Le Burkina Faso a interdit la diffusion de la chaîne française TV5 Monde sur son territoire. Motif officiel : la chaîne aurait diffusé des informations « falsifiées » et participé à une « glorification du terrorisme ». La décision, signée par le Conseil supérieur de la communication du pays, est effective immédiatement.
Selon les autorités burkinabè, les programmes incriminés couvrent une période allant d’avril à mai 2026. Ils porteraient sur la recrudescence des attaques terroristes au Sahel, en particulier au Mali voisin. Wendingoudi Louis Modeste Ouédraogo, président du Conseil supérieur de la communication, évoque des « manquements nombreux à la loi, à la déontologie et à l’éthique professionnelle dans le traitement des sujets liés à la lutte contre le terrorisme ». Parmi les griefs précis : la désinformation et, accusation plus lourde, l’embellissement des actes terroristes.
Cette suspension s’inscrit dans une série répétée de mesures similaires. En 2024, TV5 Monde avait déjà été suspendue à deux reprises, en avril et en juin.

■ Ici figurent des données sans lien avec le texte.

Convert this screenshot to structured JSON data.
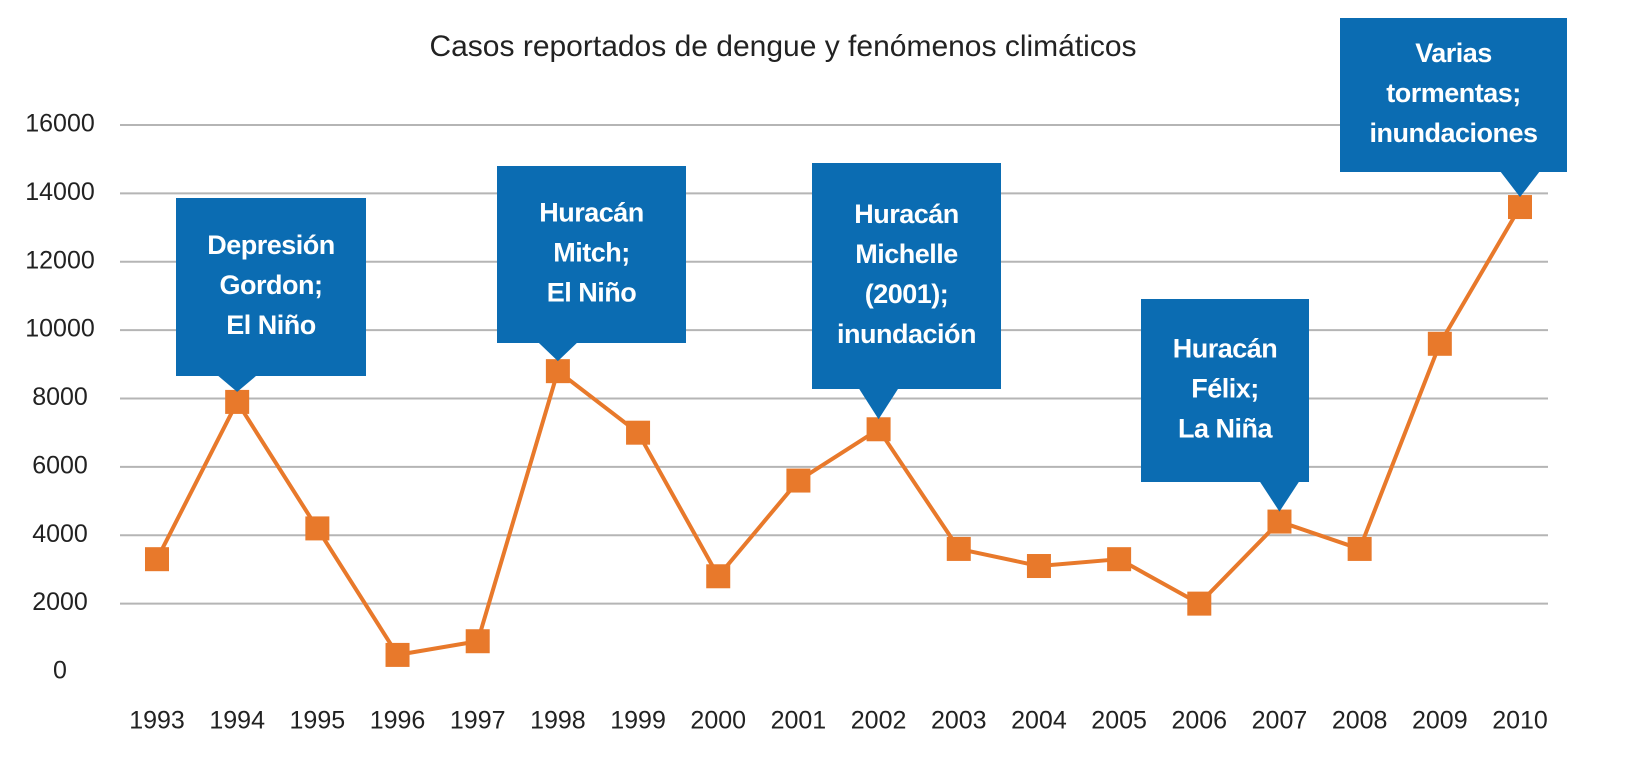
{
  "chart_data": {
    "type": "line",
    "title": "Casos reportados de dengue y fenómenos climáticos",
    "categories": [
      "1993",
      "1994",
      "1995",
      "1996",
      "1997",
      "1998",
      "1999",
      "2000",
      "2001",
      "2002",
      "2003",
      "2004",
      "2005",
      "2006",
      "2007",
      "2008",
      "2009",
      "2010"
    ],
    "series": [
      {
        "name": "Casos",
        "color": "#e8792b",
        "values": [
          3300,
          7900,
          4200,
          500,
          900,
          8800,
          7000,
          2800,
          5600,
          7100,
          3600,
          3100,
          3300,
          2000,
          4400,
          3600,
          9600,
          13600
        ]
      }
    ],
    "ylim": [
      0,
      16000
    ],
    "yticks": [
      0,
      2000,
      4000,
      6000,
      8000,
      10000,
      12000,
      14000,
      16000
    ],
    "grid": true,
    "annotation_color": "#0b6cb2",
    "annotations": [
      {
        "x": "1994",
        "lines": [
          "Depresión",
          "Gordon;",
          "El Niño"
        ]
      },
      {
        "x": "1998",
        "lines": [
          "Huracán",
          "Mitch;",
          "El Niño"
        ]
      },
      {
        "x": "2002",
        "lines": [
          "Huracán",
          "Michelle",
          "(2001);",
          "inundación"
        ]
      },
      {
        "x": "2007",
        "lines": [
          "Huracán",
          "Félix;",
          "La Niña"
        ]
      },
      {
        "x": "2010",
        "lines": [
          "Varias",
          "tormentas;",
          "inundaciones"
        ]
      }
    ]
  }
}
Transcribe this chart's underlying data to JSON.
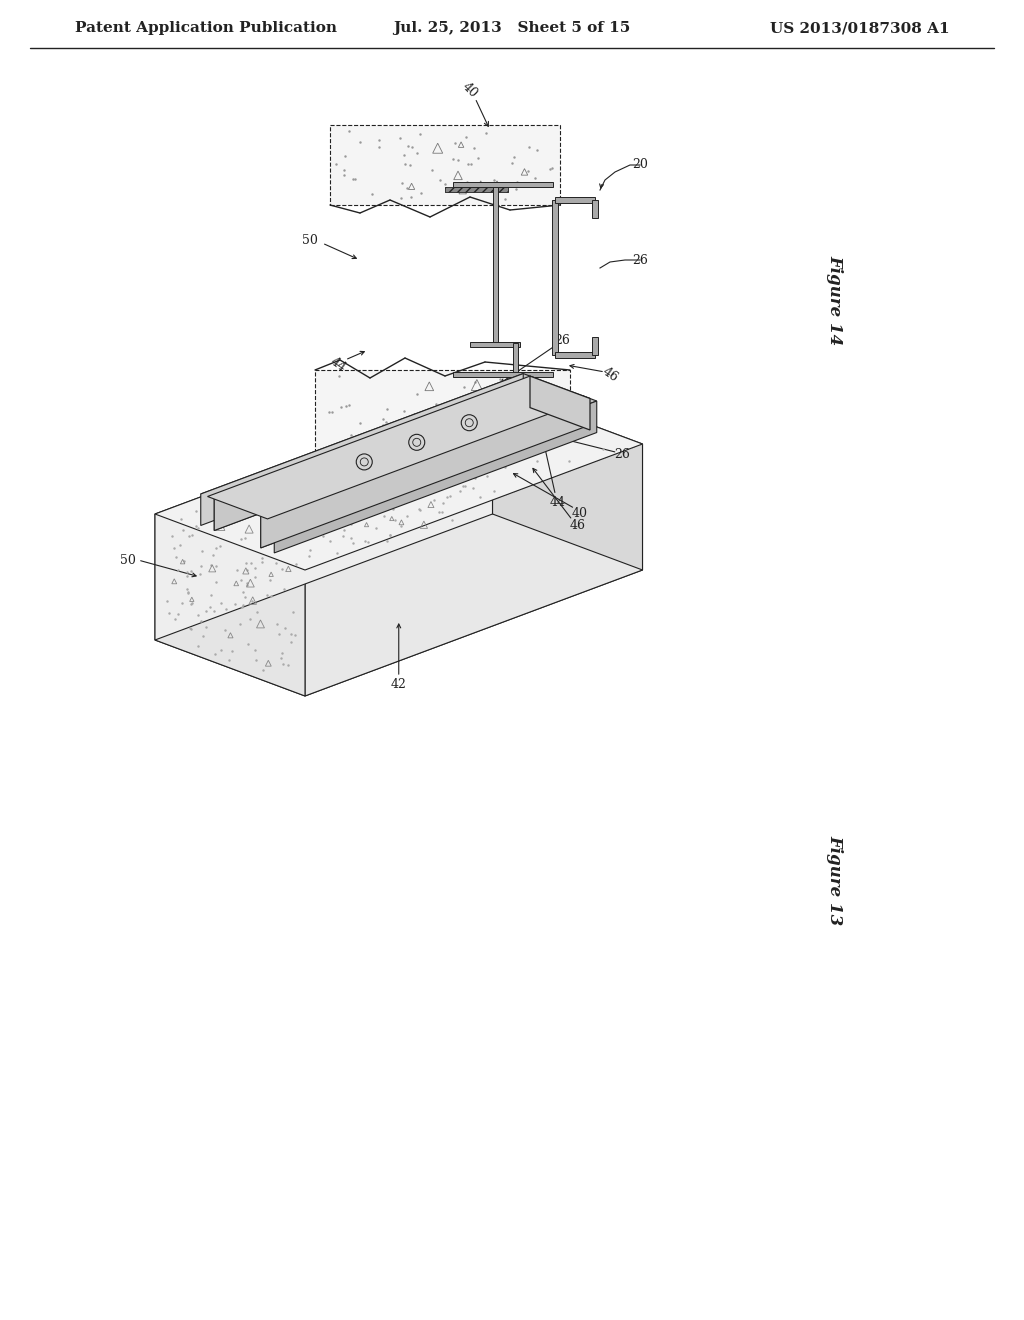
{
  "background_color": "#ffffff",
  "header_left": "Patent Application Publication",
  "header_center": "Jul. 25, 2013   Sheet 5 of 15",
  "header_right": "US 2013/0187308 A1",
  "line_color": "#222222",
  "fig14_label": "Figure 14",
  "fig13_label": "Figure 13"
}
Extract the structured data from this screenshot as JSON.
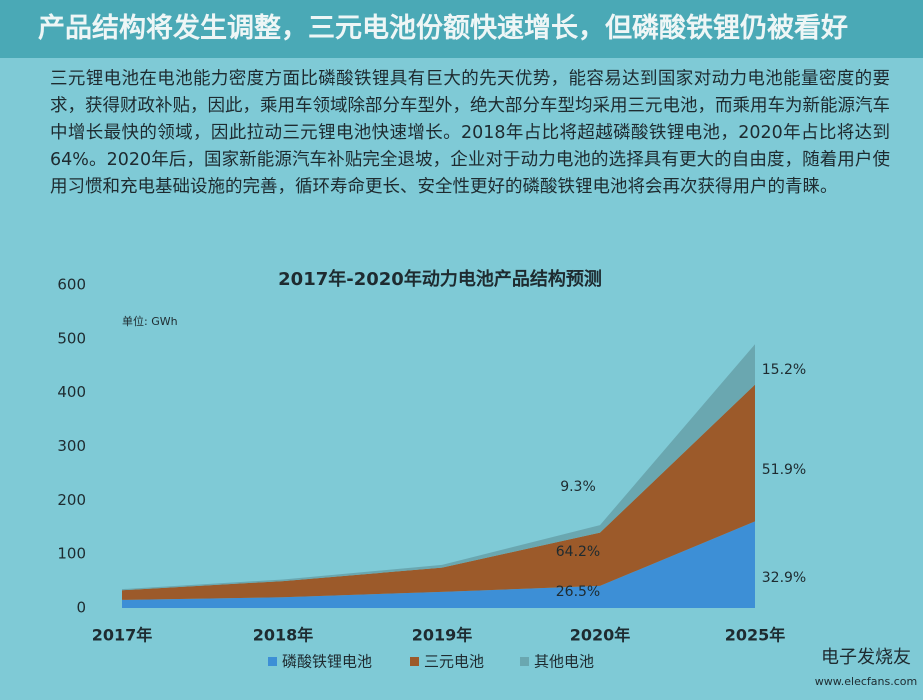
{
  "header": {
    "title": "产品结构将发生调整，三元电池份额快速增长，但磷酸铁锂仍被看好"
  },
  "body": {
    "paragraph": "三元锂电池在电池能力密度方面比磷酸铁锂具有巨大的先天优势，能容易达到国家对动力电池能量密度的要求，获得财政补贴，因此，乘用车领域除部分车型外，绝大部分车型均采用三元电池，而乘用车为新能源汽车中增长最快的领域，因此拉动三元锂电池快速增长。2018年占比将超越磷酸铁锂电池，2020年占比将达到64%。2020年后，国家新能源汽车补贴完全退坡，企业对于动力电池的选择具有更大的自由度，随着用户使用习惯和充电基础设施的完善，循环寿命更长、安全性更好的磷酸铁锂电池将会再次获得用户的青睐。"
  },
  "watermark": {
    "brand": "电子发烧友",
    "url": "www.elecfans.com"
  },
  "chart_data": {
    "type": "stacked_area",
    "title": "2017年-2020年动力电池产品结构预测",
    "unit": "单位: GWh",
    "categories": [
      "2017年",
      "2018年",
      "2019年",
      "2020年",
      "2025年"
    ],
    "series": [
      {
        "name": "磷酸铁锂电池",
        "color": "#3d8fd6",
        "values": [
          15,
          20,
          30,
          41,
          161
        ]
      },
      {
        "name": "三元电池",
        "color": "#9c5a2a",
        "values": [
          18,
          30,
          45,
          99,
          254
        ]
      },
      {
        "name": "其他电池",
        "color": "#6aa7b0",
        "values": [
          2,
          3,
          5,
          14,
          75
        ]
      }
    ],
    "annotations": [
      "9.3%",
      "64.2%",
      "26.5%",
      "15.2%",
      "51.9%",
      "32.9%"
    ],
    "ylim": [
      0,
      600
    ],
    "yticks": [
      0,
      100,
      200,
      300,
      400,
      500,
      600
    ],
    "grid": false,
    "legend": "bottom"
  }
}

La même année, BBC Africa, Voice of America (VOA), Deutsche Welle, ou encore The Guardian avaient subi le même sort, après la publication d’un rapport de Human Rights Watch accusant l’armée burkinabè d’exécutions extrajudiciaires de villageois. En octobre 2024, VOA écopait d’une suspension de trois mois. Le Burkina Faso, dirigé par une junte militaire depuis 2022, multiplie les signes de défiance envers les médias occidentaux, qu’il accuse régulièrement de partialité.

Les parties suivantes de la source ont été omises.